Dec 19, 2012

Yale Professor Leads Discussion on Deflation Countermeasures

Koichi Hamada, the Tuntex Professor Emeritus of Economics at Yale University who played a key role when the Ivy League school joined the Sylff community in 1989, visited the Tokyo Foundation on December 14 to offer his thoughts on how Japan can beat deflation and overcome two decades of economic stagnation.

Hamada has been at the center of Japanese media attention recently for strongly endorsing Liberal Democratic Party President Shinzo Abe’s strategy for fighting deflation. The professor’s remarks and messages were widely quoted by the LDP leader during the campaign for the December 16 election for the House of Representatives, which the LDP won by a landslide.

Following the election victory, Abe indicated that he would appoint Hamada as a special advisor to the cabinet.

Hamada’s remarks are believed to have significantly boosted the LDP’s standing among the members of the public, many of whom are struggling to make ends meet. Hamada advocates a bold quantitative easing policy to halt deflation and ease the value of the high-flying yen.

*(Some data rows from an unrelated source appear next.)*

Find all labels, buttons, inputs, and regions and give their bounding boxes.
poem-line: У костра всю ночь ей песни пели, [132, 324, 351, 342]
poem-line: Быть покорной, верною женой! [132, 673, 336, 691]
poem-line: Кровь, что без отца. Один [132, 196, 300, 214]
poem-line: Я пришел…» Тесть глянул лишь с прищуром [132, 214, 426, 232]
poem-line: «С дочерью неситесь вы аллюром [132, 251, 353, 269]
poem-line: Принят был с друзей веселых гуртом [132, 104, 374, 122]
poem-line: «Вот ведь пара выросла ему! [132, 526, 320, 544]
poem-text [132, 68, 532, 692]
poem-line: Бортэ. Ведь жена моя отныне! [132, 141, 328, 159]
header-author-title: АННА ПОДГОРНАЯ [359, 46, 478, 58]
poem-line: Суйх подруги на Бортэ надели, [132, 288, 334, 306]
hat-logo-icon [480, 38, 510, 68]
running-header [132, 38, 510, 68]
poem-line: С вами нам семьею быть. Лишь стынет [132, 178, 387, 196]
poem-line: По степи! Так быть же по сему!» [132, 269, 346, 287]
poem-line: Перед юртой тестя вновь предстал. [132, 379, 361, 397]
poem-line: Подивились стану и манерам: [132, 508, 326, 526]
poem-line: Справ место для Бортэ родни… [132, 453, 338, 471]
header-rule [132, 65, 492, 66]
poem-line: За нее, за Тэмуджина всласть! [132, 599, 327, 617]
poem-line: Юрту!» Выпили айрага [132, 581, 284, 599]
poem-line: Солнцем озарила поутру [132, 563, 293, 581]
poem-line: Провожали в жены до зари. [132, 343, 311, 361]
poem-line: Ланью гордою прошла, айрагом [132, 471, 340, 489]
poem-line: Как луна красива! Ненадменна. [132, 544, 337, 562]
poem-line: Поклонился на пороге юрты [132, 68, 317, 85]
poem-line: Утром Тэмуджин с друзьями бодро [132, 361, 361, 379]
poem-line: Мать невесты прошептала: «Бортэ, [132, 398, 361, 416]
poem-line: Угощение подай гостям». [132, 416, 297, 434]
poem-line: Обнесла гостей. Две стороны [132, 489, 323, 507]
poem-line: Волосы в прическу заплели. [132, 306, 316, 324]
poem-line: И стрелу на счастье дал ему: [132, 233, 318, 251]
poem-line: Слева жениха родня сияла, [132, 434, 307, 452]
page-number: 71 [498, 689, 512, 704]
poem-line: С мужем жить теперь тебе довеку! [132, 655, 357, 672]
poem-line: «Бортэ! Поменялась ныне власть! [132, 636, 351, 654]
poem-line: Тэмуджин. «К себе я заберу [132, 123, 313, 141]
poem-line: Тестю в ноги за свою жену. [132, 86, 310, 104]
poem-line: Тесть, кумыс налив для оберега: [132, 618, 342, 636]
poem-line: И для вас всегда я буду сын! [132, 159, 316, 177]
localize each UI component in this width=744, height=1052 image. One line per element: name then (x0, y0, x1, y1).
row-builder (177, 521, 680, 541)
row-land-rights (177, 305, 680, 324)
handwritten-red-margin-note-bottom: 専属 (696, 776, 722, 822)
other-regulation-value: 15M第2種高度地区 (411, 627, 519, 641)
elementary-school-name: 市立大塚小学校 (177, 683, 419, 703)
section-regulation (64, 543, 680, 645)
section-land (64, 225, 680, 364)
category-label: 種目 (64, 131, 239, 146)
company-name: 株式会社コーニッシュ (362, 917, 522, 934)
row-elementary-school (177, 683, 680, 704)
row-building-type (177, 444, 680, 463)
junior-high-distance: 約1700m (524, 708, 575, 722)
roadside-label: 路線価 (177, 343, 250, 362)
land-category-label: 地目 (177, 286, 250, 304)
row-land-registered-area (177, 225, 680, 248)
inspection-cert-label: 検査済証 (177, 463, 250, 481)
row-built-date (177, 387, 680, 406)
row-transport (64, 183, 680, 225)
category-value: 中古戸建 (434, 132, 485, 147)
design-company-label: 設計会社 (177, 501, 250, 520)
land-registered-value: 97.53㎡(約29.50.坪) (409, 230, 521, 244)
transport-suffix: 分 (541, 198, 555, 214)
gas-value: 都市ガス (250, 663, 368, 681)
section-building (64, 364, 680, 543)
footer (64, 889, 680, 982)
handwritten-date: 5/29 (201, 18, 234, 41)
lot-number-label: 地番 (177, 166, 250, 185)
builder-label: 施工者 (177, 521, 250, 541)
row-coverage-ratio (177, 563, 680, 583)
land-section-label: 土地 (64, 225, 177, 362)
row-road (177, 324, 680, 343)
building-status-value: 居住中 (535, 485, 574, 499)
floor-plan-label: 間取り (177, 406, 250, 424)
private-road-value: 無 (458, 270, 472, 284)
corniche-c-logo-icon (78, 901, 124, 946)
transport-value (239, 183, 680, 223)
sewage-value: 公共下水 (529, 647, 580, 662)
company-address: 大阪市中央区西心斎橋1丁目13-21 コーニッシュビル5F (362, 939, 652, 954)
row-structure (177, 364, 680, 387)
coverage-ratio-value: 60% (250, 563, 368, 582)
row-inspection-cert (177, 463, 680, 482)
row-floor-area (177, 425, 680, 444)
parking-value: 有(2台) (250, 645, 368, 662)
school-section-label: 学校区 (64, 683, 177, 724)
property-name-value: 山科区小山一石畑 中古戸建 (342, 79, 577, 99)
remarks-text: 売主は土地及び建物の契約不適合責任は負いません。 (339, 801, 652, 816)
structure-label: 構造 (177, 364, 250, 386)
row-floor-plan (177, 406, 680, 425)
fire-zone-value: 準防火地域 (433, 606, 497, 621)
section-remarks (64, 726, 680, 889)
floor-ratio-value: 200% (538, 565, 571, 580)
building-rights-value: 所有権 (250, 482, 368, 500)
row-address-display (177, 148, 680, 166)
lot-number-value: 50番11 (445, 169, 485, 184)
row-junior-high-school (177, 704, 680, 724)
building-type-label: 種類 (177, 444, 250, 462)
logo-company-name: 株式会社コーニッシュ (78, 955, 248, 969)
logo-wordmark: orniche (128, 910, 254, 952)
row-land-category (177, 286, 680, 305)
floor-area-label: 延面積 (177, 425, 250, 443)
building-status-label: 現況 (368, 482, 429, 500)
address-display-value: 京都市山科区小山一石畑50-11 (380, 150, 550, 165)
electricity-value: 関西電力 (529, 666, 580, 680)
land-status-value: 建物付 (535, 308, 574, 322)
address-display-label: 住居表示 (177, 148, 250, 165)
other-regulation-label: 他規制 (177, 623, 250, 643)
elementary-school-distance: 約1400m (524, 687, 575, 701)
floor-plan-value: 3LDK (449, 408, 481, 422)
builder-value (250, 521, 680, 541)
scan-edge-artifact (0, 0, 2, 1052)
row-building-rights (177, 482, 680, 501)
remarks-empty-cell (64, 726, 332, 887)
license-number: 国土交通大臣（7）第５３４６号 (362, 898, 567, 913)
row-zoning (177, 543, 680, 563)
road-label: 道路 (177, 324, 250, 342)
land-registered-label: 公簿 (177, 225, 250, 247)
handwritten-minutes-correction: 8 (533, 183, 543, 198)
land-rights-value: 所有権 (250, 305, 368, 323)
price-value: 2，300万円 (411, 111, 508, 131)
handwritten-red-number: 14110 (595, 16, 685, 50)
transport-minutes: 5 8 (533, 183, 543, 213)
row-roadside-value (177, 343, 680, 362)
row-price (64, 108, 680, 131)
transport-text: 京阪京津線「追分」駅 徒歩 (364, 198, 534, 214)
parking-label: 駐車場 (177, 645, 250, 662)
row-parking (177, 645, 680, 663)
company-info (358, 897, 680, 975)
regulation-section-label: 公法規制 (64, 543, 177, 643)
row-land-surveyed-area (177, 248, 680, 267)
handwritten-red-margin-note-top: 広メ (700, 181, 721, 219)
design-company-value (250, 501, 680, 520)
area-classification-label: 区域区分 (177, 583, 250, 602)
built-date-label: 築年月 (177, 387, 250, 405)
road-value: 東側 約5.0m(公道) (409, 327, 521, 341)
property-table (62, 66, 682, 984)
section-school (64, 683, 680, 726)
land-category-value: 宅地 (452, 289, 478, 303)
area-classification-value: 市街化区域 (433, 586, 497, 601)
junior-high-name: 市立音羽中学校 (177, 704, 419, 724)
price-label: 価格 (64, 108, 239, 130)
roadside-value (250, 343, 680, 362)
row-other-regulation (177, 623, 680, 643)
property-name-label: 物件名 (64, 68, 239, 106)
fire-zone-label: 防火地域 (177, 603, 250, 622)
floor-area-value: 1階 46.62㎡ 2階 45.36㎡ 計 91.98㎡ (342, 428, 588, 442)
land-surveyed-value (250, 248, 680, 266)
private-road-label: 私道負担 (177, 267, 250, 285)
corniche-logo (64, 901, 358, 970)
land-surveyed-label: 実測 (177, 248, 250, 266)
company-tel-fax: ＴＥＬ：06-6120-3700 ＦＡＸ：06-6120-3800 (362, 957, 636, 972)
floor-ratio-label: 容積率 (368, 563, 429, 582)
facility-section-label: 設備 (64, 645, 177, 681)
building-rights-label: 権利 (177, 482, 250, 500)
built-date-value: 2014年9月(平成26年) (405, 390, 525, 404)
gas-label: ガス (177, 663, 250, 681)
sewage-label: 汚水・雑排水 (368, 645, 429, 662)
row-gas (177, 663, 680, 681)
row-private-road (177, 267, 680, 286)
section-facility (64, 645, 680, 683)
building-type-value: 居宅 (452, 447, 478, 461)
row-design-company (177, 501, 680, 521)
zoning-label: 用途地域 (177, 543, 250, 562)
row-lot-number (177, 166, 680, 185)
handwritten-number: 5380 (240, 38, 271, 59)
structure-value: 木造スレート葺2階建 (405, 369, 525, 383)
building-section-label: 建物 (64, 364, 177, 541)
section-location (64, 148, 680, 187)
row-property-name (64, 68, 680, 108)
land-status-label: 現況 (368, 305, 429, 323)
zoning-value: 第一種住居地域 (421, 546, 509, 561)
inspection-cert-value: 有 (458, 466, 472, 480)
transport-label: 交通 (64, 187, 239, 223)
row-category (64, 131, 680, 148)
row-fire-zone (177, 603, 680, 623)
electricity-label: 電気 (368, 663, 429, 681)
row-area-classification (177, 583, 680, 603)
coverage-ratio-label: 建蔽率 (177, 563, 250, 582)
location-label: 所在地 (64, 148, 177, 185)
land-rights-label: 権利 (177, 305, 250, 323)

On December 14 Hamada was joined by Tokyo Foundation Senior Fellows Shigeki Morinobu and Yutaka Harada—both experts on the economy—as well as other Foundation research fellows and program officers in a lively exchange of views.

While Hamada asserted it was high time to overturn the Bank of Japan’s cautious monetary policy, Morinobu countered that the yen was not “too high” from the viewpoint of purchasing power.

Harada, meanwhile, noted that the dramatic rise in the yen’s rate from around 120 yen to the dollar prior to the Lehman crisis to around 80 yen today was too heavy a burden on Japanese companies. The optimum exchange rate, he noted, was a level that does not adversely affect the domestic economy.

Regarding his recent media fame, Hamada noted he was grateful that “Finally, someone is listening to what I’ve been saying for years. It’s high time that bolder monetary measures are seriously and broadly discussed as an option in reviving the Japanese economy.”